Doğru bir örneklendirme değil özellikle yapılan genelleme, inancın ortaya çıkması bakımından bile tutarsıza düşüyor çünkü ;
Musa'ya gelen öğreti yasa üzerineydi. Halkın kölelikten çıkıp özgürleşmesi yetersizdi, nitekim özgüvenini kaybetmiş dağınık topluluğun disipline edilmesi gerekiyordu. Bir arada tutacak çerçeve, her şeye söylenen halk için, yalnızca emir nitelikli bir güç olabilirdi.
İsa'ya gelen öğreti ise daha çok sevgi ve merhamet üzerineydi. Yahudi toplumu, Roma işgali altında kendi kimliğini koruma kaygısındayken dini kurallarını daha da katılaştırdı. İnanç aynı zamanda hukuk ve siyaset sistemi güdüyordu. Haliyle çıkar arttı, katılaşmış öğretiler halkı ; ruhsuz din anlayışına yöneltti. Kalplerin yeniden yumuşaması, merhametin ve sevginin aşılanması gereken dönemde ortaya çıktı, İsa.

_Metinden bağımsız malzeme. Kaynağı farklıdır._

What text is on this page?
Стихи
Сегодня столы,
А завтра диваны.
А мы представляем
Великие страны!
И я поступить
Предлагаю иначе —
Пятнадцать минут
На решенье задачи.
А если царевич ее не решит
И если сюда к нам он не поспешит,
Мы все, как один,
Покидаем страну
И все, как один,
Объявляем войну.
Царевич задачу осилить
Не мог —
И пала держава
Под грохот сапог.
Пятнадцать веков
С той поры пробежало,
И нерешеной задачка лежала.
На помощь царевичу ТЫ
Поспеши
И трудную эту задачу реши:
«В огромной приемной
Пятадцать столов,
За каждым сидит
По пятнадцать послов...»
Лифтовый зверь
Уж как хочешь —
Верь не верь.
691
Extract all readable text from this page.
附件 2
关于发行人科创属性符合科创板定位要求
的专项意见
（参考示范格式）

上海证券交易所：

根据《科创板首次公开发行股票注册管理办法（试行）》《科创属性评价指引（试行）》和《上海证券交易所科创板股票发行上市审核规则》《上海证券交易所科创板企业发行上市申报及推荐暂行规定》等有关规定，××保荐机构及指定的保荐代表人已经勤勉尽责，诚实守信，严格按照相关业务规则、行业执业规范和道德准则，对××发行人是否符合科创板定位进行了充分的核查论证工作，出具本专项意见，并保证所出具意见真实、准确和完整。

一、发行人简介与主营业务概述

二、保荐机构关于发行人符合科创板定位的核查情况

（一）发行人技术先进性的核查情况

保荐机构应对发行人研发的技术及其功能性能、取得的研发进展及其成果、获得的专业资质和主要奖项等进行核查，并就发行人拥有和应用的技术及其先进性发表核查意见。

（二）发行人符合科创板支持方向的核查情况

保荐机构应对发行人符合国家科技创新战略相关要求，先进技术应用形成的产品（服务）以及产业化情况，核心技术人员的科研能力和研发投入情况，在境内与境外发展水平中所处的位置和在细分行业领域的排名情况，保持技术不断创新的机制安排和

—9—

Musa yoğun bakımda acil tedavi birimiyken, İsa nefes egzersizi rolü gördü. Birinde hayatta kaldılar diğerinde kalbi dirilttiler. Kısacası sevme gafleti dediğin şey katı gelenekler ya da katı inançlar ile boğulan bir toplumun yeniden ayağa kalkma sürecidir. Ve geliş biçimi gereği çokta kıymetlidir, anlamlıdır.